José de Diego 1866 - 1917. Los Estudiantes del Colegio de Agricultura y Artes Mecánicas de Mayaguez, y el Instituto de Cultura Puertorriqueña. -1961
José de Diego 1866 - 1917. The Students of the College of Agriculture and Mechanical Arts of Mayagüez, and the Institute of Puerto Rican Culture. -1961
— Source

And the back has another plaque bearing the message:

A José de Diego - Fundador de nuestro Colegio - Parlamento Estudiantil
To José de Diego - Founder of our College - Student Parliament
— Source

The benches in the park were donated by the Pro-Independence University Federation of Puerto Rico (FUPI), Nu Sigma Beta (ΝΣΒ) and C. O. P. U. The unveiling ceremony commenced with Elpidio H. Rivera, in representation of Mayagüez mayor, Hon. Baudilio Vega Berríos, who was sick, giving a talk on the importance of de Diego in the history of Puerto Rico. Juan Rodríguez Cruz, speaking for the students, thanked the university administration and the ICP and stated that credit for founding the university campus was also due to David W. May and Carmelo Alemar, the latter of whom was present as guest of honor. Rey Francisco Quiñones recited de Diego's Agnus Crucis (Lamb's Cross), Última actio (Final Act) and En la brecha (In the gap), which were included in a program made for the event which also contained a short biography. J. A. González thanked all who partook in the donating and working for the monument and officially dissolved the organization in name of its counsellor, Loida Figueroa, who was in Spain at the time. Dr. Alegría closed the event by transferring ownership of the monument to the municipal authorities, though, he stated that it was really in the hands of the students so they "could take care of it and serve as inspiration." During the night a ceremony was held in the City Hall's ceremony room with the reciting of de Diego poems by Iris Martínez and the performing of folkloric songs by soprano Luisita Rodríguez with Alfredo Romero at the piano.

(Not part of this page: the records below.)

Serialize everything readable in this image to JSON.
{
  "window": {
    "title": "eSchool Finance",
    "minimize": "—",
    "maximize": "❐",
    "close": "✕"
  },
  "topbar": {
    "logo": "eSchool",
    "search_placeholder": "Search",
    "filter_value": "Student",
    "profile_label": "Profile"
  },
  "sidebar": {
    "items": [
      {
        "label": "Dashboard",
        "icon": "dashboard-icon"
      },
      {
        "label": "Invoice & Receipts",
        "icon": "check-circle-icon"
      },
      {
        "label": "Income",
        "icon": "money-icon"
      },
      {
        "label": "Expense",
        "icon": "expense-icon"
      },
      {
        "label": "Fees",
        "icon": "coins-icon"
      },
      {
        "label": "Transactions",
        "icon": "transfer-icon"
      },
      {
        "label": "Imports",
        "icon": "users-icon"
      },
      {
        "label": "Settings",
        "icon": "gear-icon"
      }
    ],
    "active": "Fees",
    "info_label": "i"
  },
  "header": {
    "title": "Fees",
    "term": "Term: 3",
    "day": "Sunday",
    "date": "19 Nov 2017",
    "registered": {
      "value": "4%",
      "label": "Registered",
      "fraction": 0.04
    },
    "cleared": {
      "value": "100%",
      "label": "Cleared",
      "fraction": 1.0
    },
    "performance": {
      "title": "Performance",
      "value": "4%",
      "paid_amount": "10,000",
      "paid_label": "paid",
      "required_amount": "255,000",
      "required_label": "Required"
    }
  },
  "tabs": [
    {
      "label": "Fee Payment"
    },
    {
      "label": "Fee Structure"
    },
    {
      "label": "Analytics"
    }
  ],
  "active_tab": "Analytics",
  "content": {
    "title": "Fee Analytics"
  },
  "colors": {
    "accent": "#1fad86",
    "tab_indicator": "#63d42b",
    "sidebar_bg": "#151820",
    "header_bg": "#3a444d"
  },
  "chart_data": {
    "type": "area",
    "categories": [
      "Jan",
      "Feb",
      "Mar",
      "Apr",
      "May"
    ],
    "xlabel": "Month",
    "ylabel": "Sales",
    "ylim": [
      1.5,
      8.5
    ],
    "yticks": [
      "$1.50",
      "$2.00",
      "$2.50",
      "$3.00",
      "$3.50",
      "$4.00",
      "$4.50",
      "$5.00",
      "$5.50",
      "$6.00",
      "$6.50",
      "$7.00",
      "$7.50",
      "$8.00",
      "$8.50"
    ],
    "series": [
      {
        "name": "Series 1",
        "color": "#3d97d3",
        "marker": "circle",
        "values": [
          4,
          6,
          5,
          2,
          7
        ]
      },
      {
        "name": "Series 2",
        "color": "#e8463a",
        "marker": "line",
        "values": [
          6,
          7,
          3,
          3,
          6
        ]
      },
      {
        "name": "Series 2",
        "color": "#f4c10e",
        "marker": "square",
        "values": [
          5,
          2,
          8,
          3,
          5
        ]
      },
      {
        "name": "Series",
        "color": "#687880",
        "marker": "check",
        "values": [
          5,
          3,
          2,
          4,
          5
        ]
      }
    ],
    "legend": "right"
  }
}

In 2012, the Mayagüez chapter of the Puerto Rican Independence Party (PIP), led by its president, Dr. José Javier Muñiz, went to the bust to commemorate the 146th anniversary of de Diego's birth. The PIP Mayagüez Committee had been hoisting an 1895 original version of the flag of Puerto Rico on a flagpole near the monument for the past 15 years. Until the University of Puerto Rico at Mayagüez celebrated its centenary year, the administration had maintained the upkeeping of the monument, however, on that year they stated it was not their responsibility. Since then the PIP Mayagüez Committee, with the help of the Hostosian National Independence Movement (MINH), has maintained the green areas and every April 16 holds a ceremony in honor of de Diego.